🗞️ AEC/tech Newsletter #6
Programming note: the TRXL podcast is back. In case you missed it, there's a link to the latest episode with Roger Krulak, CEO and Founder of FullStack Modular just above the fold. In other news at TRXL HQ, there's been a rebranding, a new site, and now I'm happy to offer memberships. Here's the announcement along with a special launch offer. Please consider supporting what I'm doing here directly.
The News
AI continues to dominate the headlines but there's plenty of other stuff worth paying attention to right now:
- Martyn Day talks Text-to-BIM and BIM 2.0 with the team at Hypar
- Are generative design tools weapons of mass architectural destruction?
- Vocal deepfakes are getting seriously good
- My thoughts on Microsoft bringing AI to Office
- Stephen Wolfram explains what ChatGPT is doing and why it works
- New ChatGPT plugins: there’s a bot for that
The latest TRXL podcast episode
Text-to-BIM 2.0
Martyn Day of AEC Magazine interviews Ian Keough and Anthony Hauck of Hypar about their new text-to-BIM workflows paving the way to BIM 2.0. The entire article is worth reading to see how Ian and Anthony are skating to where the puck is going while some others are seemingly skating to where it has only previously been.
Martyn Day:
From what I have seen so far, Hypar is aiming to potentially save weeks, if not months, of time, with far-reaching consequences for the industry, in terms of software usage (how many seats of BIM tools are required), how the industry bills its clients, and how much software companies bill us.

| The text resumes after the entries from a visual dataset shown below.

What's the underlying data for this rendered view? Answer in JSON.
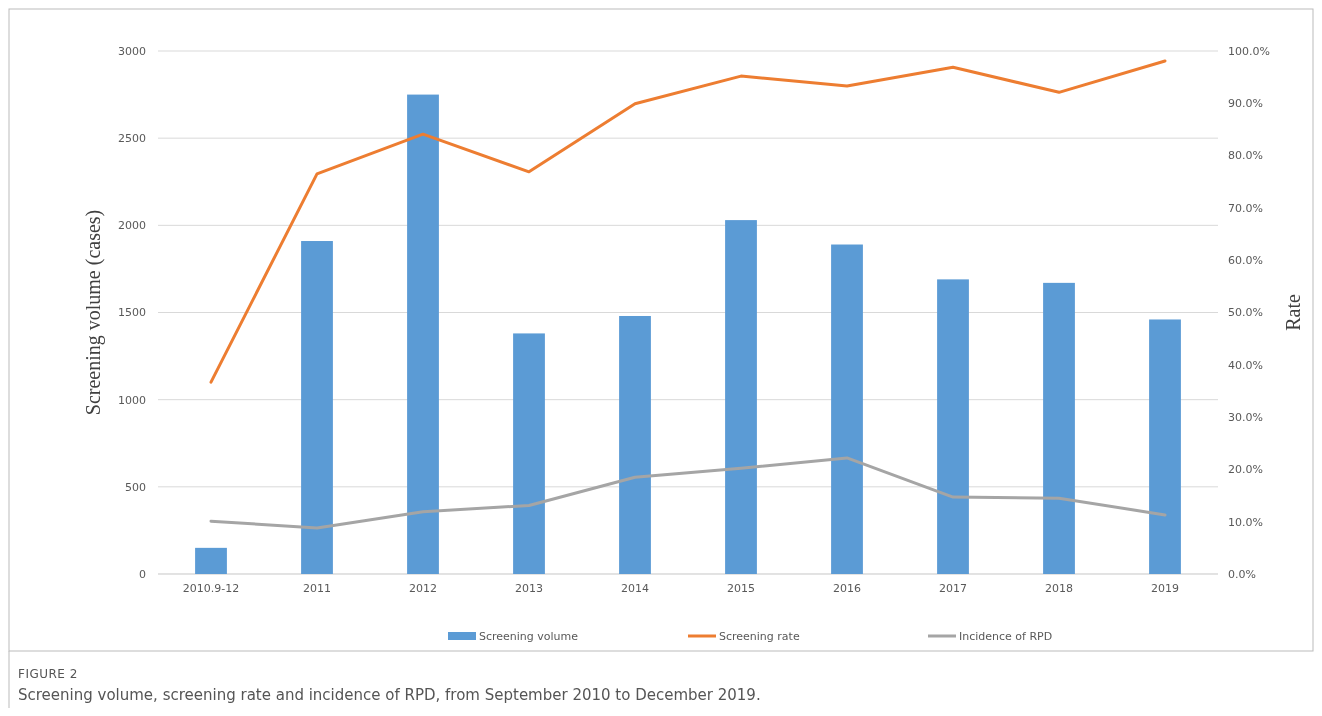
{
  "chart_data": {
    "type": "bar",
    "title": "FIGURE 2",
    "subtitle": "Screening volume, screening rate and incidence of RPD, from September 2010 to December 2019.",
    "ylabel": "Screening volume (cases)",
    "y2label": "Rate",
    "categories": [
      "2010.9-12",
      "2011",
      "2012",
      "2013",
      "2014",
      "2015",
      "2016",
      "2017",
      "2018",
      "2019"
    ],
    "series": [
      {
        "name": "Screening volume",
        "color": "#5b9bd5",
        "values": [
          150,
          1910,
          2750,
          1380,
          1480,
          2030,
          1890,
          1690,
          1670,
          1460
        ]
      },
      {
        "name": "Screening rate",
        "type": "line",
        "axis": "y2",
        "color": "#ed7d31",
        "values": [
          36.7,
          76.5,
          84.1,
          76.9,
          89.9,
          95.2,
          93.3,
          96.9,
          92.1,
          98.1
        ]
      },
      {
        "name": "Incidence of RPD",
        "type": "line",
        "axis": "y2",
        "color": "#a5a5a5",
        "values": [
          10.1,
          8.8,
          11.9,
          13.1,
          18.5,
          20.2,
          22.2,
          14.7,
          14.5,
          11.3
        ]
      }
    ],
    "ylim": [
      0,
      3000
    ],
    "yticks": [
      0,
      500,
      1000,
      1500,
      2000,
      2500,
      3000
    ],
    "y2lim": [
      0,
      100
    ],
    "y2ticks": [
      {
        "value": 0,
        "label": "0.0%"
      },
      {
        "value": 10,
        "label": "10.0%"
      },
      {
        "value": 20,
        "label": "20.0%"
      },
      {
        "value": 30,
        "label": "30.0%"
      },
      {
        "value": 40,
        "label": "40.0%"
      },
      {
        "value": 50,
        "label": "50.0%"
      },
      {
        "value": 60,
        "label": "60.0%"
      },
      {
        "value": 70,
        "label": "70.0%"
      },
      {
        "value": 80,
        "label": "80.0%"
      },
      {
        "value": 90,
        "label": "90.0%"
      },
      {
        "value": 100,
        "label": "100.0%"
      }
    ],
    "grid": "y",
    "legend": "bottom"
  }
}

Seems like this might be kind of a big deal, I dunno.
Hypar is the culmination of all the years of industry experience that Keough and Hauck have collectively amassed, with its blend of expressive programming and ease of use. As it stretches from concept to fabrication, it has the potential to replace BIM 1.0 workflows with highly tailored solutions, but more importantly, reduce workloads from weeks to seconds.
Making something like Hypar takes guts and patience.
Read the whole interview here. This quote comes to mind:
– Buckminster Fuller
🎧 Related TRXL podcast episodes:
- 003: 'A Local Maxima', with Ian Keough
- 032: ‘Punctuated Equilibrium’, with Anthony Hauck
- 048: ‘How it Started; How it’s Going’, with Ian Keough and Clifton Harness
Weapons of mass architectural destruction
Yet again, Paul Wintour at Parametric Monkey provides a scathing sobering critique of the recent history of technology solutions for the architectural profession around the theme of generative design. While Paul is opinionated and is often telling the industry things we don’t think we want to hear, this is a well written and thought provoking point of view that I respect.
Paul:
Startups across the globe were claiming they were using Artificial Intelligence (AI) to design buildings, and they had the .ai domain to prove it. But from what I could gather – artificial or not – there wasn’t much intelligence about the design output.
I find the ‘unintended consequences’ of the article particularly worth noting. To our easily-gamed attention span for all-things flashy and exciting (squirrel!) from the so-called saviors of the profession, his sentiment aligns with mine regarding the potential dangers of some of these solutions. For him it’s generative design and for me it’s AI.